Back in 1990, Ed Hoyt takes Wayne out into the woods to question him about Harris James' whereabouts. Wayne holds fast in his denial about what happened, even after Hoyt reveals Harris' beeper had a GPS tracker that could lead him right to his last location. Wayne offers to trade confessions, but Hoyt cryptically advises him letting Julie be is for the best. Later, when Amelia finds him in a bar, the two have the most intimate and empathetic conversation they've had all season. Amelia, understandably concerned after finding her husband burning his clothes at three in the morning, pushes Wayne to come clean about everything. However, he refuses, carefully but firmly explaining he shared too much of his job with her out of a need for her approval, and their life together is wrapped up in "a dead boy and a missing girl." Amelia agrees and encourages him to find something he could be good at, and he encourages her to not limit herself as a writer.
And that, in a nutshell, is the whole sad story. Or is it? Amelia's ghost visits Wayne again, helping him connect the dots between Mike Ardoin, the boy who took her disappearance the hardest, and the grown man he and Roland encounter at the convent whose daughter, named Lucy, resembles a young Julie Purcell. Amelia suggests the nuns told their own story, one where Julie "died" but actually went on to live a quiet existence, safe from those who'd try to harm her. Wayne goes to the Ardoin address and sees a woman who's likely Julie Purcell. However, he suffers another memory lapse and calls Henry for help. Later, Henry takes the note containing the Ardoins' address and crumbles it, telling his father to go play with his grandkids. A convenient plot twist, albeit a plausible one, and one that allows both Julie and Wayne, whose lives have been defined by forces larger than themselves, to find some sense of peace.
"Did I lose you?" Wayne asks his daughter Becca, who's come to visit. "No," she answers, choking up as she holds his hand. As he watches his grandchildren ride their bikes up the street, Wayne's mind travels back to 1980, at the same bar where he and Amelia would recommit to their marriage ten years later.
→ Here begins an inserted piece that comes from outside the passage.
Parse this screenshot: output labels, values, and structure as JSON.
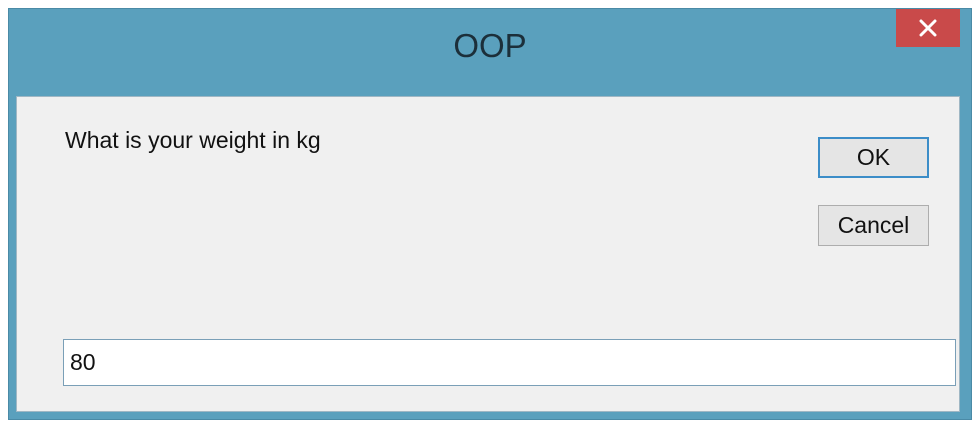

Their first reconciliation comes after a fight over the fallout of Amelia's article about the investigation. Nursing a drink and a bruised ego, Wayne softens and apologizes. When she asks if he wants to try again, he stutters and stumbles over his words, barely able to express how much Amelia's presence has turned his life upside down, stirred in him emotion he's become so accustomed to tamping down. The tear rolling down his cheek and saying "I think I wanna marry you," makes his point, however. He and Amelia walk out the door and into a bright light. The last shot we see is of Wayne as a young soldier in Vietnam, where his own story of life and loss and ultimately healing, began.